Taki był jedyny i podstawowy cel dzisiejszej wycieczki. Wprawdzie wczoraj miałem plan bardziej ambitny, ale za późno wstałem i czasu było za mało na bułeczki z mascarpone. Pogoda podobna do wczorajszej, mgły niekiedy ograniczały widocznośc do stu metrów, ale było trochę jaśniej, nie tak ponuro i przygnębiająco. Jechałem po prostu wcześniej i stąd różnica. Mgła osiadała na okularach i często musiałem przecierać je rękawiczką by cokolwiek widzieć, tak była gęsta.

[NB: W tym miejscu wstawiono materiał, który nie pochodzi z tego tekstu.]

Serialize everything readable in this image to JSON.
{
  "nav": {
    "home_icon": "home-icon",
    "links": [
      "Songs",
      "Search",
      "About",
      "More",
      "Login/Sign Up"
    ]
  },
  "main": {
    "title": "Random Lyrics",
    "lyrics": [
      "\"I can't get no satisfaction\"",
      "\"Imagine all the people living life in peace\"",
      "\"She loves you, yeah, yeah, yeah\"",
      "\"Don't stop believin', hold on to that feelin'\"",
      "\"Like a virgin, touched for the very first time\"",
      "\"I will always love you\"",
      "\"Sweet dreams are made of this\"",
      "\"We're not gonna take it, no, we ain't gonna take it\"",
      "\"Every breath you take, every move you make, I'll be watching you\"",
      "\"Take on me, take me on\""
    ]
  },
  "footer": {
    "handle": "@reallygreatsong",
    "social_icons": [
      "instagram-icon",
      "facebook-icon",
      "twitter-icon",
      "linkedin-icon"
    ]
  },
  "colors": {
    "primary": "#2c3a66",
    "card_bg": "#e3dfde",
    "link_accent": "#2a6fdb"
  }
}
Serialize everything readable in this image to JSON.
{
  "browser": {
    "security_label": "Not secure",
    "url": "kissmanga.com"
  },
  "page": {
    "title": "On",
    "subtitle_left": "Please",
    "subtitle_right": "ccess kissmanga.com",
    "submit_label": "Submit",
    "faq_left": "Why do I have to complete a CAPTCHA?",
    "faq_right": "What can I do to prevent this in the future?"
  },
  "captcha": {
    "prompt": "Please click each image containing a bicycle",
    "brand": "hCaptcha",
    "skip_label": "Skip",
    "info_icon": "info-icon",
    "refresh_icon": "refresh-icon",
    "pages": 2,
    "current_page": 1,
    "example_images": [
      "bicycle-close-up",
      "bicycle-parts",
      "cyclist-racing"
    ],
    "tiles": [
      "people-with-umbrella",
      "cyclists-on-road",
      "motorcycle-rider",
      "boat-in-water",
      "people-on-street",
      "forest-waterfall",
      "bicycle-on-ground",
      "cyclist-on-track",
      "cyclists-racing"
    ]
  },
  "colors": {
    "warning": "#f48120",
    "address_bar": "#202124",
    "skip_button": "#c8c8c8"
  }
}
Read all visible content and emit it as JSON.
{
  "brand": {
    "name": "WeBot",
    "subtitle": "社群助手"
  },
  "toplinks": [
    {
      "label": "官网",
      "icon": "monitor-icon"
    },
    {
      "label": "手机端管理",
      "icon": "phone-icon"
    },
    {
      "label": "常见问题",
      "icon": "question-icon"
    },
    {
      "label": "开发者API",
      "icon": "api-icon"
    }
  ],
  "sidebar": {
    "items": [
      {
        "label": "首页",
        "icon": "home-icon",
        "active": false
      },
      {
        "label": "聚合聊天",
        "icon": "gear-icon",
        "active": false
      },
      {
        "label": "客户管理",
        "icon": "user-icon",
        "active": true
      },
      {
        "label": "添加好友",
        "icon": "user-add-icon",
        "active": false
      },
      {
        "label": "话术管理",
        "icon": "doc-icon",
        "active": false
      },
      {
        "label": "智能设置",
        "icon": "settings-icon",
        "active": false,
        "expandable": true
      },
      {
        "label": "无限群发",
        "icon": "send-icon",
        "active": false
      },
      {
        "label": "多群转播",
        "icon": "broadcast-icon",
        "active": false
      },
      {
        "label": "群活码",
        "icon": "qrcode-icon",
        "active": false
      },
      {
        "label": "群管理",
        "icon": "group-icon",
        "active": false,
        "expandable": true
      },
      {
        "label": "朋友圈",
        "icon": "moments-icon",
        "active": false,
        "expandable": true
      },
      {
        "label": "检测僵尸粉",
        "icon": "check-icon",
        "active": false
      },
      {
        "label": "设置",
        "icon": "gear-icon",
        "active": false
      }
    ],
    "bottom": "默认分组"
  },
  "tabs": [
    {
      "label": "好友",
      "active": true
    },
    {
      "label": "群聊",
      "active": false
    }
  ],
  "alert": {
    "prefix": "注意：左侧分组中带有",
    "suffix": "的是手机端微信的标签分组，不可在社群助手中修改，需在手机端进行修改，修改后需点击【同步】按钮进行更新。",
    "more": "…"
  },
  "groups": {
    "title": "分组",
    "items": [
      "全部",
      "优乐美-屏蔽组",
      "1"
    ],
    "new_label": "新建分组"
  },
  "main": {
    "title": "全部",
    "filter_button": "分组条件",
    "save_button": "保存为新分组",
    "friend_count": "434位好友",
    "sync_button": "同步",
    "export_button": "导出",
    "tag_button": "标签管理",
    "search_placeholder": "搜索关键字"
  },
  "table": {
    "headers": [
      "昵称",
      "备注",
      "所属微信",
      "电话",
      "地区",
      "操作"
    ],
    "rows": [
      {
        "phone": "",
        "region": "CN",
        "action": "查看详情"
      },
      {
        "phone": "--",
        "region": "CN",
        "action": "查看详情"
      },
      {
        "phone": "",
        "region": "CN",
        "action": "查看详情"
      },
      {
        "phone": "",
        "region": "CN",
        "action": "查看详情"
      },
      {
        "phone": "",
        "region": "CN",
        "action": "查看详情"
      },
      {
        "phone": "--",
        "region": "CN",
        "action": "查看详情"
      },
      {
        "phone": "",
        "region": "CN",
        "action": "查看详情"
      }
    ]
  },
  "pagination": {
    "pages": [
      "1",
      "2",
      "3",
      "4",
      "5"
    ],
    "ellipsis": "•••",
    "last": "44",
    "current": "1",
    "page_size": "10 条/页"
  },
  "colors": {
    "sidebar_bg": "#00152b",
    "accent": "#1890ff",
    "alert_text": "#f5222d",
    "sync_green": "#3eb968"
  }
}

Skraplała się też na kasku i mogłem obserwować kropelki tańczące na krawędzi, zanim oderwały się skapnęły. W Rochalikach natknąłem się na ekipę kładąca świeży asfalt i kawałek musiałem przejść poboczem. Nie wiem jakim cudem kawałeczki tego asfaltu przywiozłem na kurtce do domu. Nawet benzyna ekstrakcyjna nie do końca pomogła. A wracając do jazdy, to cały czas przeliczałem w myślach kilometry, bo nie lubię pod domem dokręcać, ale też chciałem szybko wrócić do domu, bo ileż można w listopadzie jeździć...
A pod domem niespodzianka! Nasz sławny rezydent postanowił uczcić Święto Niepodległości. :)
W taki dzień jak dzisiejszy nic się człowiekowi nie chce. Mgła, ciemno, ponuro, wilgoć, zimno - no po prostu aura listopadowa w pełnej krasie! Długo szukałem sobie różnych domowych zajęć, by odwlec moment wyjścia na rower, ale w końcu się poddałem. Znalazłem powód, a nawet dwa i pojechałem. Pierwszy to oddanie butów córce, po przegranej batali o reklamację, a przy okazji sprawdzenie prawdomówności Katany. No i okazało się, że prawdę pisała o nieprzejezdnej ulicy Głównej w Bobrowcu. Zwracam honor.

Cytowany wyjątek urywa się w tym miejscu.